Blut und Ehre

Hiltrud Schröter über die Grundlagentexte des Islam und ihr Verhältnis zu Menschenrechten und Geschlechtsgleichheit

Von Rolf LöchelRSS-Newsfeed neuer Artikel von Rolf Löchel

Besprochene Bücher / Literaturhinweise

IslamkritikerInnen werden von Moslems und Multikulti-PropagandistInnen gerne als islamophob stigmatisiert. Das ist natürlich barer Unsinn. Bekanntlich handelt es sich bei einer Phobie um eine psychische Erkrankung, die den Patienten zwingt, die Ursache seiner irrationalen Angst zu fliehen wie der Teufel das Weihwasser. Entsprechend verkröchen sich Islamophobiker in das hinterste Eckchen, rührten sich nicht und schwiegen vor allem stille, auf dass auch nicht ein einziger Moslem auf sie aufmerksam werden möge. Denkbar wäre allerdings auch, dass ein solcher Patient Moslems und Islamisten nach dem Munde redet, um sie gnädig zu stimmen. IslamkritikerInnen gehen hingegen in die Öffentlichkeit und nehmen in Kauf, den alles andere als eingebildeten, sondern durchaus schon mal tödlichen Zorn von Islamisten auf sich zu ziehen.

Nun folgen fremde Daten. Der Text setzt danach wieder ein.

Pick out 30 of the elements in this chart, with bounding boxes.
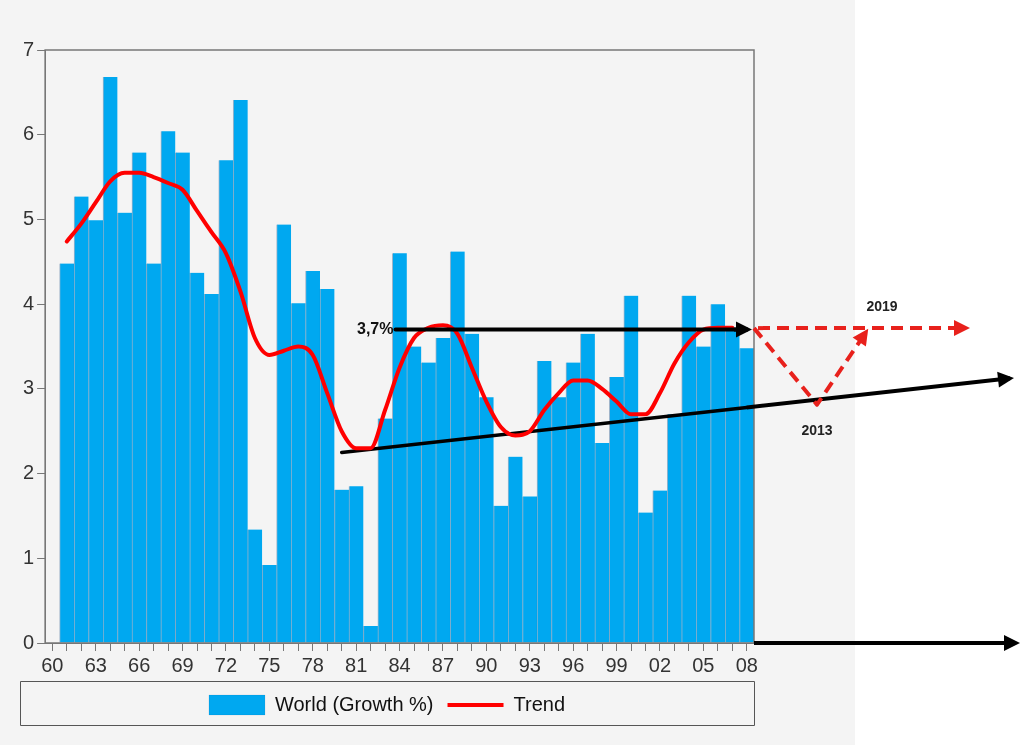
x-tick-label: 66 [128, 653, 151, 676]
y-tick-label: 7 [23, 37, 35, 60]
x-tick-label: 02 [648, 653, 672, 676]
text: 2013 [801, 422, 833, 439]
x-tick-label: 84 [388, 653, 411, 676]
x-tick-label: 69 [171, 653, 194, 676]
y-tick-label: 3 [23, 376, 35, 399]
x-tick-label: 87 [431, 653, 455, 676]
legend-label: World (Growth %) [274, 692, 434, 715]
legend-label: Trend [513, 692, 566, 715]
x-tick-label: 60 [41, 653, 64, 676]
x-tick-label: 05 [692, 653, 715, 676]
y-tick-label: 6 [23, 122, 35, 145]
text: 2019 [866, 297, 898, 314]
x-tick-label: 63 [84, 653, 107, 676]
x-tick-label: 72 [214, 653, 238, 676]
x-tick-label: 78 [301, 653, 324, 676]
x-tick-label: 75 [258, 653, 281, 676]
x-tick-label: 93 [518, 653, 541, 676]
x-tick-label: 90 [475, 653, 498, 676]
x-tick-label: 81 [345, 653, 368, 676]
y-tick-label: 5 [23, 206, 35, 229]
y-tick-label: 2 [23, 461, 35, 484]
x-tick-label: 08 [735, 653, 758, 676]
y-tick-label: 0 [23, 630, 35, 653]
y-tick-label: 1 [23, 545, 35, 568]
y-tick-label: 4 [23, 291, 35, 314]
x-tick-label: 96 [562, 653, 585, 676]
ref-line-label: 3,7% [357, 319, 394, 337]
x-tick-label: 99 [605, 653, 628, 676]
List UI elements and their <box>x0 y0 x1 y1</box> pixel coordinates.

Und es gibt noch einen zweiten Unterschied zwischen IslamkritikerInnen und Phobikern. Konfrontiert mit der Ursache ihrer Phobie sind die Erkrankten derart in Angst und Schrecken versetzt, dass sie außerstande sind, einen klaren Gedanken zu fassen. IslamkritikerInnen weisen hingegen auf Tatsachen und Sachverhalte hin und sind ohne weiteres in der Lage, wohldurchdachte Argumente vorzubringen.

So ist in den letzten Jahren eine kaum noch zu überschauende Anzahl islamkritischer - nicht -phobischer! - Publikationen auf den deutschen Buchmarkt gelangt. Darunter etliche Autobiografien meist junger Frauen, deren Familien aus islamisch geprägten Ländern und (Sub-)kulturen kommen. Einige wenige - etwa von Ayaan Hirsi Ali, Seyran Ates oder Waris Dirie stechen aus der Masse heraus. Die meisten aber landen eher über kurz als über lang auf den Wühltischen von Kaufhäusern und Modernen Antiquariaten, um alsbald in Vergessenheit zu geraten. Nicht immer zurecht allerdings.

Zu diesen autobiografischen Publikationen treten einige wenige empirische Studien wissenschaftlichen Charakters, die auf Befragungen und Interviews mit in Deutschland ansässigen muslimischen Frauen, deren Familien aus islamisch geprägten Kulturen zugewandert sind, beruhen - wie etwa Heidi Kondzialkas Studie "Emanzipation ist Ehrensache" oder Hiltrud Schröters Untersuchung zu "Mohammeds deutsche[n] Töchter[n]".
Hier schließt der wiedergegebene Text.